Going Deeper on Positive Deviants

For the basics on using positive deviants to find stories, see Section 1 “Finding solutions ideas”.

Despite the emphasis on data journalism in the last few years, some journalists still shy away from large datasets. And when journalists do turn to data, it’s often to investigate a negative outlier. Data usually informs journalistic inquiries like: What city has the worst crime rate? Where is governance the weakest? Where are racial and economic inequalities the greatest?

We suggest a different way for journalists to use data — exploring positive deviants, or slices of a dataset that get at the best performers or most-improved. For example: Which hospital in Texas has the lowest infection rate? In which state is recidivism the lowest? What country has the highest participation of women in government?

A positive deviant is a signal that something newsworthy could be happening. It’s the journalist’s job to get the story behind the positive deviant — and in so doing, uncover information that could be valuable for people everywhere. Perhaps the Texas hospital found a way to encourage nurses to speak up when doctors fail to wash their hands. Maybe state prison authorities began providing mental- health services and drug treatment to recently released prisoners. Those are important stories. (That being said, a positive deviant could also signify nothing. It could be a quirk in the data, a function of demographics, or an inaccurate measurement. As we said, it’s the journalist’s job to find out!)

Positive deviant journalism works backwards from data outcomes. Some journalists hesitate to attempt solutions journalism because they fear being labeled advocates or PR representatives. But with positive deviant journalism, the data will guide you to a story — and therefore will eliminate any confusion with advocacy.
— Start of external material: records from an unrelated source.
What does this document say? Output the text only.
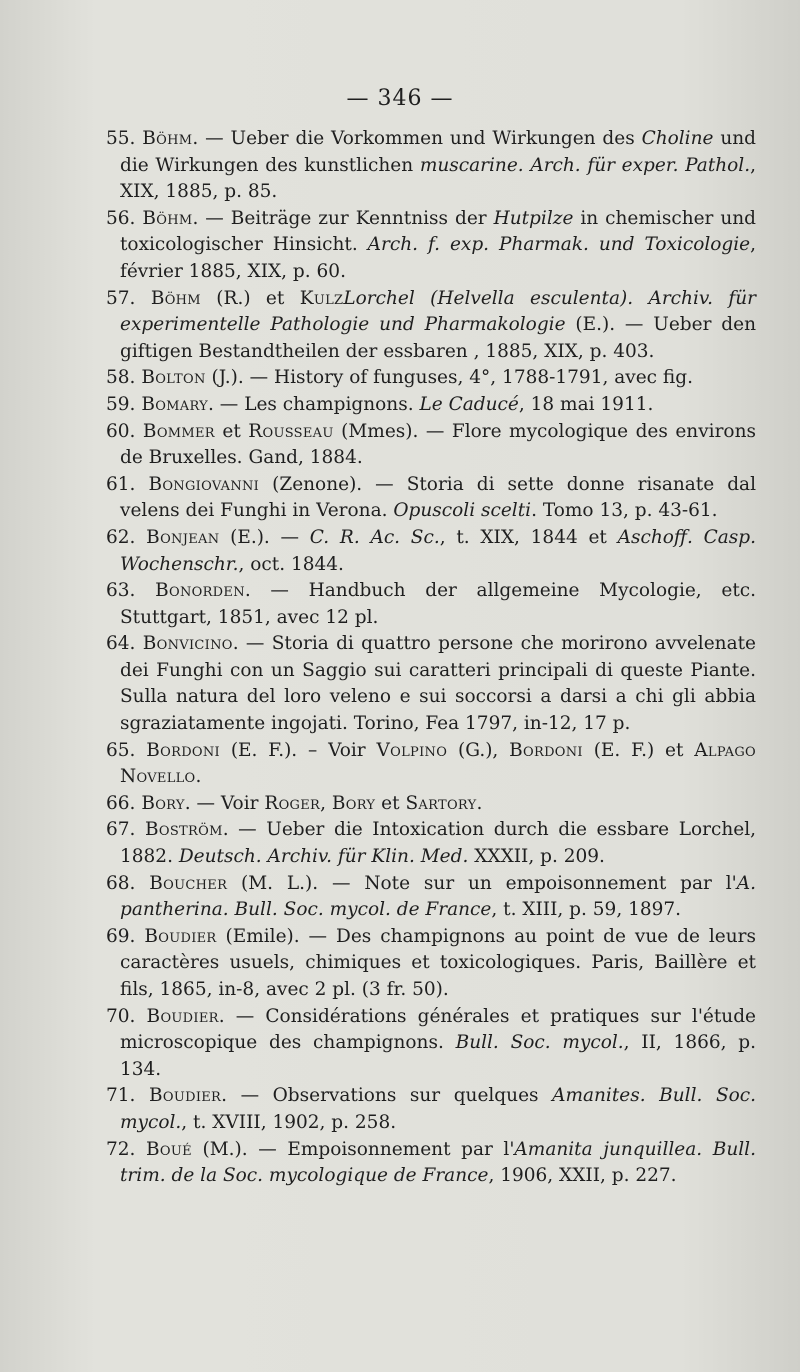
— 346 —
55. Böhm. — Ueber die Vorkommen und Wirkungen des Choline und die Wirkungen des kunstlichen muscarine. Arch. für exper. Pathol., XIX, 1885, p. 85.
56. Böhm. — Beiträge zur Kenntniss der Hutpilze in chemischer und toxicologischer Hinsicht. Arch. f. exp. Pharmak. und Toxicologie, février 1885, XIX, p. 60.
57. Böhm (R.) et KulzLorchel (Helvella esculenta). Archiv. für experimentelle Pathologie und Pharmakologie (E.). — Ueber den giftigen Bestandtheilen der essbaren , 1885, XIX, p. 403.
58. Bolton (J.). — History of funguses, 4°, 1788-1791, avec fig.
59. Bomary. — Les champignons. Le Caducé, 18 mai 1911.
60. Bommer et Rousseau (Mmes). — Flore mycologique des environs de Bruxelles. Gand, 1884.
61. Bongiovanni (Zenone). — Storia di sette donne risanate dal velens dei Funghi in Verona. Opuscoli scelti. Tomo 13, p. 43-61.
62. Bonjean (E.). — C. R. Ac. Sc., t. XIX, 1844 et Aschoff. Casp. Wochenschr., oct. 1844.
63. Bonorden. — Handbuch der allgemeine Mycologie, etc. Stuttgart, 1851, avec 12 pl.
64. Bonvicino. — Storia di quattro persone che morirono avvelenate dei Funghi con un Saggio sui caratteri principali di queste Piante. Sulla natura del loro veleno e sui soccorsi a darsi a chi gli abbia sgraziatamente ingojati. Torino, Fea 1797, in-12, 17 p.
65. Bordoni (E. F.). – Voir Volpino (G.), Bordoni (E. F.) et Alpago Novello.
66. Bory. — Voir Roger, Bory et Sartory.
67. Boström. — Ueber die Intoxication durch die essbare Lorchel, 1882. Deutsch. Archiv. für Klin. Med. XXXII, p. 209.
68. Boucher (M. L.). — Note sur un empoisonnement par l'A. pantherina. Bull. Soc. mycol. de France, t. XIII, p. 59, 1897.
69. Boudier (Emile). — Des champignons au point de vue de leurs caractères usuels, chimiques et toxicologiques. Paris, Baillère et fils, 1865, in-8, avec 2 pl. (3 fr. 50).
70. Boudier. — Considérations générales et pratiques sur l'étude microscopique des champignons. Bull. Soc. mycol., II, 1866, p. 134.
71. Boudier. — Observations sur quelques Amanites. Bull. Soc. mycol., t. XVIII, 1902, p. 258.
72. Boué (M.). — Empoisonnement par l'Amanita junquillea. Bull. trim. de la Soc. mycologique de France, 1906, XXII, p. 227.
Next time you look at a dataset, here are a few ways to consider slicing it to find a noteworthy positive deviant. This table is not meant to be exhaustive, but rather to spur your imagination.

Data SliceExample 
Comparison to peersWhich cities/countries have an effective response to the same problem, and how?
Change over timeWhich cities/states have improved on their own records, over time?
By method/best practiceWho’s had interesting results in implementing a solution?
By subgroupWhich communities have most improved their infrastructure linked to solutions?
By costWho’s reduced prices as a solution/part of a solution?
By coverageWhich city/state/council has had success with specific policies?
By disparityWho’s reduced inequality in marginalised communities?